Откуда ты, Русь? | страница 70
Перейдем к изложению того, каким был поход 860 года, опираясь на первоклассный источник – свидетельство патриарха Фотия, участника событий в Царьграде и к тому же первоиерарха греков, которого никак нельзя заподозрить в искажении событий в пользу руссов. Это свидетельство оставалось неизвестным ни греческим хронистам, ни русскому летописцу. Мы узнаем следующее: поход руссов был совершен не с целью грабежа, а прежде всего как акт мести за убийство и обращение в рабство за долги нескольких руссов, живших и работавших в Царьграде. А. А. Васильев (1946) пытается опровергнуть это свидетельство (и это находит поддержку у советского историка М. В. Левченко, 1956), указывая, что переводчик речей Фотия П. Успенский (1864) сделал ошибку в переводе, переведя слово «другие» словом «молотильщики». На это можно возразить, что еще в 1829 году, т.е. задолго до Успенского, Вилькен совершенно так же перевел отрывок, как и Успенский (и это известно Васильеву, см. стр. 184 его работы), но главное не в том. Замена слова «молотильщики» словом «другие» не только не разъясняет текста, но и не отводит основного: упрек Фотия грекам остается упреком. И уж если грек Фотий находил основание упрекать соотечественников, то тем более его имели руссы.

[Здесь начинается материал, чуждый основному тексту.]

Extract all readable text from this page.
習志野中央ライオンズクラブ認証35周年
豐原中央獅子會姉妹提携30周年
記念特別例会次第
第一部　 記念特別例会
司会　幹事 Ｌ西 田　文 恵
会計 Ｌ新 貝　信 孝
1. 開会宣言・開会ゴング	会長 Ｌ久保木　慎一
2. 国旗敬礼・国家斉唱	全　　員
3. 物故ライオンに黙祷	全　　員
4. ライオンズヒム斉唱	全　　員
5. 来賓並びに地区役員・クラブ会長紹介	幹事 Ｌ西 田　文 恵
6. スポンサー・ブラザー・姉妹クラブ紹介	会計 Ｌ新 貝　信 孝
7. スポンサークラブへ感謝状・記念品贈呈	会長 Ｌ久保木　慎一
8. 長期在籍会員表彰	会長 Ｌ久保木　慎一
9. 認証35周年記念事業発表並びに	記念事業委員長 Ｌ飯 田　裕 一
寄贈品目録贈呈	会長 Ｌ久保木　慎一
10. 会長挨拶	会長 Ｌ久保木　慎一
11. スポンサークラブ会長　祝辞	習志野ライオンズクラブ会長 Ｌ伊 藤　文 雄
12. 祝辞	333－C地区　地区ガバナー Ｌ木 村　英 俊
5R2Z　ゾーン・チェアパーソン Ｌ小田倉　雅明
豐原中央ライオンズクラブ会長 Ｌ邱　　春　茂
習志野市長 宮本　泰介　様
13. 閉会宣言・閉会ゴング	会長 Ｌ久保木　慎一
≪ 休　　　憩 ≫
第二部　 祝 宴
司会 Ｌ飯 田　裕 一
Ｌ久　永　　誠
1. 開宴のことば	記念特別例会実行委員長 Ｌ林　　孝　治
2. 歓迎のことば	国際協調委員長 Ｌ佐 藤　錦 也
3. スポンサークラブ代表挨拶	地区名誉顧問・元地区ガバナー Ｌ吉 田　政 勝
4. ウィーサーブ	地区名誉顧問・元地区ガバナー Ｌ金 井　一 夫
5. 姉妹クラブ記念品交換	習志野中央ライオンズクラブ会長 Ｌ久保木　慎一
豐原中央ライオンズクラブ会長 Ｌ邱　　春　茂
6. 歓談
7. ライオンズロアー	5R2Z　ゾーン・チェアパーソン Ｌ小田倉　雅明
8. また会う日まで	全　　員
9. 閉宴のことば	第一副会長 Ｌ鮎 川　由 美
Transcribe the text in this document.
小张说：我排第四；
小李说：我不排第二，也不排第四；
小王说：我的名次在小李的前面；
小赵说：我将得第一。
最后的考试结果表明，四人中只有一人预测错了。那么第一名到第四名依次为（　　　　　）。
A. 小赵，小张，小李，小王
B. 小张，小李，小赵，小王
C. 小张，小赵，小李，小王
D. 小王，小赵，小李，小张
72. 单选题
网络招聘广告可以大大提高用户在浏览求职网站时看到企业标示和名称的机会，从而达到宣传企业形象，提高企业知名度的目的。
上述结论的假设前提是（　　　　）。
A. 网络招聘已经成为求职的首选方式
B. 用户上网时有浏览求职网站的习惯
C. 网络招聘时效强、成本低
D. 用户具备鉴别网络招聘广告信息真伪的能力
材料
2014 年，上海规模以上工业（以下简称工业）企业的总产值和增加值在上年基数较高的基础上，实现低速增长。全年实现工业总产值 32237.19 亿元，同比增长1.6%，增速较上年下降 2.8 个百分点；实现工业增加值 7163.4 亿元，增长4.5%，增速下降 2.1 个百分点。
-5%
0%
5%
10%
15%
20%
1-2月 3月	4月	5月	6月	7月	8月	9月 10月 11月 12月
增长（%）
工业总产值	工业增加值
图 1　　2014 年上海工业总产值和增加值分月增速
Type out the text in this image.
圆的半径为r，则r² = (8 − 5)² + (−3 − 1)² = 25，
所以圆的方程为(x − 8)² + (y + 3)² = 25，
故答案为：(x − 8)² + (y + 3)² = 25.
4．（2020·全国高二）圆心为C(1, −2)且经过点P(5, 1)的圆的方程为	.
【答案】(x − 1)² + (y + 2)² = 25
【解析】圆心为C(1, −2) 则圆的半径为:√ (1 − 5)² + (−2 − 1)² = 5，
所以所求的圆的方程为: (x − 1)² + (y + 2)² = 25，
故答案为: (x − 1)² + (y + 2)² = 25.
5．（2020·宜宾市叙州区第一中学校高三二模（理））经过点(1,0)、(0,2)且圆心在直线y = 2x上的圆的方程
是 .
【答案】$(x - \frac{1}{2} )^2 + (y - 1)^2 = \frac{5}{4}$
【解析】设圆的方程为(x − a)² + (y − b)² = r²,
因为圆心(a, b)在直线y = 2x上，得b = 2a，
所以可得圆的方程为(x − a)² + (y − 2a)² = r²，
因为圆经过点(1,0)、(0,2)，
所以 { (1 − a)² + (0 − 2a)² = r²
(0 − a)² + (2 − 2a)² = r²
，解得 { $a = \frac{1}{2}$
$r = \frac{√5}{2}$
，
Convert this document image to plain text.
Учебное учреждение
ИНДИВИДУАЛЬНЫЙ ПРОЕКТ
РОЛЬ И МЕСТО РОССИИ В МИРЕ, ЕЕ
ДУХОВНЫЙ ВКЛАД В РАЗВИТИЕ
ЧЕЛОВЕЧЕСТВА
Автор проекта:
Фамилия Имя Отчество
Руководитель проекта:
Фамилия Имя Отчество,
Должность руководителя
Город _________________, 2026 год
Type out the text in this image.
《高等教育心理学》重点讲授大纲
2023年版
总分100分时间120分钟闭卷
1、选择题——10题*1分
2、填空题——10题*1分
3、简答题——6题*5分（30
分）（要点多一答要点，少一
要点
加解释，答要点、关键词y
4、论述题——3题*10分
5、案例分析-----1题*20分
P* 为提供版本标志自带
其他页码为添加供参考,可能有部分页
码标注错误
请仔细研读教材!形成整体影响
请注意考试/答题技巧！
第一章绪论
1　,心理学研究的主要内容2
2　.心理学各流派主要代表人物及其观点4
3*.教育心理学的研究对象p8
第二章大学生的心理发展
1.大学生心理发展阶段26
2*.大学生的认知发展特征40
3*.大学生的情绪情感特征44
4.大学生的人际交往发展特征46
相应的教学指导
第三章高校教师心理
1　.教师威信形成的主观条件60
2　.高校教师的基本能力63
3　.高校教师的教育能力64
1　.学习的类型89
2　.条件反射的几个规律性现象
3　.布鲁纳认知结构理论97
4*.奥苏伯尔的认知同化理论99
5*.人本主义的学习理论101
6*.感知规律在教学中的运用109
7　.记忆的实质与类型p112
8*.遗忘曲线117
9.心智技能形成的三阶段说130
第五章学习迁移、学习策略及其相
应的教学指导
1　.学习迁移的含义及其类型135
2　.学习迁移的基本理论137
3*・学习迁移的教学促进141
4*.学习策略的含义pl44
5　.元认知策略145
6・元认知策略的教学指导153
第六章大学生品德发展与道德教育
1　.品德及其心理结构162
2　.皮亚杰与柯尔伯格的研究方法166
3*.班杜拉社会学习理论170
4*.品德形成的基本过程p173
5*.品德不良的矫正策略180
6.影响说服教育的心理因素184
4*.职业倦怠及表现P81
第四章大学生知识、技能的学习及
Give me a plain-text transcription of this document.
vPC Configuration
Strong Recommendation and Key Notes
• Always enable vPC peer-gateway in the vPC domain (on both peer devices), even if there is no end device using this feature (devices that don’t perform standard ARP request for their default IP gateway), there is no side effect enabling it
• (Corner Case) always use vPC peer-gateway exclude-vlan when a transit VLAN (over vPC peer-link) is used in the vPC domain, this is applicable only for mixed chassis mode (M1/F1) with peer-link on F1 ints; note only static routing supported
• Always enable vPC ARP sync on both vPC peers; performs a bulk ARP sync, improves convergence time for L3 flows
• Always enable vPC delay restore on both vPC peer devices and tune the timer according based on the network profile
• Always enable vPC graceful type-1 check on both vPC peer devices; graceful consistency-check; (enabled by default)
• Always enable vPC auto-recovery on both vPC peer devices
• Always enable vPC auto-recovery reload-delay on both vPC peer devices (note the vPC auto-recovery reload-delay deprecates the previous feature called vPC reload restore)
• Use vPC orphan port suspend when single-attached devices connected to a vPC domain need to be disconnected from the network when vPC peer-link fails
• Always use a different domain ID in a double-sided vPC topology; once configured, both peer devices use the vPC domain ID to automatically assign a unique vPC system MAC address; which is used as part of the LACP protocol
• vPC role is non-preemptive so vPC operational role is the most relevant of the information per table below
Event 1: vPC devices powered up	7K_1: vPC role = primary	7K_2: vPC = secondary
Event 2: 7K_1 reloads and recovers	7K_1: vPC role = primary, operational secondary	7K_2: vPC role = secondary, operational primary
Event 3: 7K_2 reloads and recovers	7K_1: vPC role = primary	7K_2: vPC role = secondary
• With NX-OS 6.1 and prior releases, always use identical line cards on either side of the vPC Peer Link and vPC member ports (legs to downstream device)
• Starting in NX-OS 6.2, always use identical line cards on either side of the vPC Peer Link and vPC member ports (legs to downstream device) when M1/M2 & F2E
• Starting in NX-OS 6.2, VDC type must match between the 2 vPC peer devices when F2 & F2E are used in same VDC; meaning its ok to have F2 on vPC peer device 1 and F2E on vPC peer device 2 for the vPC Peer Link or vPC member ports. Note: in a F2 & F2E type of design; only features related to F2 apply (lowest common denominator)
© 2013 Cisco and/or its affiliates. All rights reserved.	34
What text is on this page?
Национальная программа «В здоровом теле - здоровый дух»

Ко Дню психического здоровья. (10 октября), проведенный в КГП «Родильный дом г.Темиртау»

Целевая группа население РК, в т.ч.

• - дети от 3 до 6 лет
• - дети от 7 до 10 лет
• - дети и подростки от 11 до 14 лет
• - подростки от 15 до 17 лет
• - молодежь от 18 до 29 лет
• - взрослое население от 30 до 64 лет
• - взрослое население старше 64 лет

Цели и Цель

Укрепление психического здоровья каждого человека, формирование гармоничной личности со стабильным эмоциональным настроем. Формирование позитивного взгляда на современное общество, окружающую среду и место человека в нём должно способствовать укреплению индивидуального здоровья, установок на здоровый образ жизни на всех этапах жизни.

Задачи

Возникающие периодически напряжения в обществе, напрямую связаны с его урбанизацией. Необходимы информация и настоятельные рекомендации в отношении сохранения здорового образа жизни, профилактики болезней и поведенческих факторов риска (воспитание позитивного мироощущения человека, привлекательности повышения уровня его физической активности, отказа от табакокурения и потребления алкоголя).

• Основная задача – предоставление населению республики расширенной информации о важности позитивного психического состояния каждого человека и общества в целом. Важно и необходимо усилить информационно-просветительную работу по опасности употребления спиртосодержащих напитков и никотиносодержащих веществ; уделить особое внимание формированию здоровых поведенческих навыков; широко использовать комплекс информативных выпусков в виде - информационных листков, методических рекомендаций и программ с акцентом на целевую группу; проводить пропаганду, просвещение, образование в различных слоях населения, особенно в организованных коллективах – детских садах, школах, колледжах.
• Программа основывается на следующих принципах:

В двух речах, произнесенных Фотием (одна в момент осады Царьграда, другая непосредственно после ухода руссов), он резко укорял греков в безнравственности вообще и в необоснованно плохом отношении их к руссам. Местами в его речах чувствуются совершенно определенные намеки на неизвестные нам обстоятельства, но отлично понимаемые современниками. Сколько можно догадываться, намеки касаются самого имп. Михаила, имя которого Фотий не осмеливается, однако, назвать прямо. Очевидно, в обиде, причиненной руссам, принимал участие и сам император.
Нападение руссов было совершенно неожиданным и повергло Царьград в состояние полной паники, так как император, войско и флот были далеко, в походе, а город оставался, в сущности, беззащитным. Фотий говорил: «Помните тот час, несносный и горький, когда в виду нашем плыли варварские корабли, навевавшие что-то свирепое и убийственное? Когда это море, утихнув, трепетно расстилало хребет свой, соделывая плавание их приятным и тихим, а нас воздымали шумящие волны брани? Когда они проходили перед городом и угрожали ему, простерши свои мечи? Когда мрак объял трепетные умы и слух отверзался лишь для одной вести: “варвары уже перелезли через стены города, город уже взят неприятелем?”» Из речи видно, что руссы явились не для грабежа, а для мести. Фотий говорил: «И как не терпеть нам страшных бед, когда мы убийственно рассчитывались с теми, которые должны были нам что-то малое, ничтожное». Упрек ясен.